Plan Penalties, Costs and 3(16)
The Department of Labor (DOL), Internal Revenue Service (IRS) and Pension Benefit Guaranty Corporation (PBGC) have extensive reporting and disclosure requirements for qualified retirement plan officials. These reporting and disclosure requirements serve the important function of educating and supporting participants in their retirement planning journey, as well as allowing governing agencies to keep an eye on the compliance health of retirement plans. For many, plans are complex, and participants need timely and accurate communications to make informed decisions.
Many plan sponsors find that the reporting and disclosure rules are overly burdensome, confusing, costly and create administrative headaches. A necessary evil, one might say. The onerous nature of the reporting and disclosure rules are one of the leading reasons some businesses balk at maintaining qualified retirement plans for their workers.
With respect to the cost of complying with such requirements, the impact can be twofold. First, there is the need for added internal resources to ensure compliance with the reporting and disclosure rules. Second, failing to meet the requirements can result in high-priced penalties and put a plan in jeopardy of disqualification (which could result in immediate taxation of all benefits).
From a penalty perspective, take the Form 5500-series return for a plan as an example. Late filed returns are subject to penalties from both the IRS and DOL. The IRS penalty for late filing or refusing to file Form 5500 is $250 a day (up to $150,000). On top of that, the DOL may assess a penalty of up to $2,529 per day, with no maximum. As another example, consider a plan with an automatic contribution arrangement (ACA). Failure to provide an ACA notice to participants can cost a plan up to $1,899 per day. And the list goes on.
Penalties for plan reporting and disclosure failures are considered “settlor” expenses and cannot be paid out of plan assets. That means, the plan sponsor is “on the hook” for the amounts—which can quickly add up. Plus, penalty fees will likely only continue to rise with potential future price hikes (like the one in 2019 where the per-day penalty for a late Form 5500 jumped from $25 to $250) and semi-annual cost-of-living adjustments. Clearly such potential liability could give pause to an organization considering a qualified retirement plan.
One way to defuse the compliance challenges and headaches of government reporting and disclosure rules for qualified retirement plans is by contracting with an outsourced 3(16) fiduciary. Utilizing a 3(16) fiduciary can also help minimize liability. A “3(16),” named for the section of governing ERISA Code, can assume many key retirement plan responsibilities from the plan sponsor—such as reporting and disclosure tasks—in addition to others. By engaging a 3(16), plan sponsors not only reduce their plan-related workload, but also minimize the associated risks and liability.
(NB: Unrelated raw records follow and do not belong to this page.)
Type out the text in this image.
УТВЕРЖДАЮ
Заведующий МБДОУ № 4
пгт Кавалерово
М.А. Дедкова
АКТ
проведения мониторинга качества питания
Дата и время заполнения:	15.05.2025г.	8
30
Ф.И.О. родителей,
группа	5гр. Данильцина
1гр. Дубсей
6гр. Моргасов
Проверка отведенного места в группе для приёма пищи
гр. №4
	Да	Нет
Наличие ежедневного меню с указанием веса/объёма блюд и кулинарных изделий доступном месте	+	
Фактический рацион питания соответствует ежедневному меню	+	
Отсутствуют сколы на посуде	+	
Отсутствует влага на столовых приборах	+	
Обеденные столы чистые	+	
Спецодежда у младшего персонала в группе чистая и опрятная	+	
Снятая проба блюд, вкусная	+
A 3(16) outsourced fiduciary solution allows plan sponsor to:
- Save time
- Reduce plan work
- Lighten compliance burdens
- Minimize risk and liability
- Eliminate complex responsibilities
- Save money by saving time and resources
- Improve plan outcomes
By engaging a 3(16) plan administrator, the plan sponsor shifts fiduciary responsibility to the 3(16) for the services specifically contracted (e.g., plan reporting, participant disclosures, distribution authorization, plan testing, etc.). Not all fiduciary services are created equally, so choose wisely and enjoy the benefits of a well-administered retirement plan without the headaches.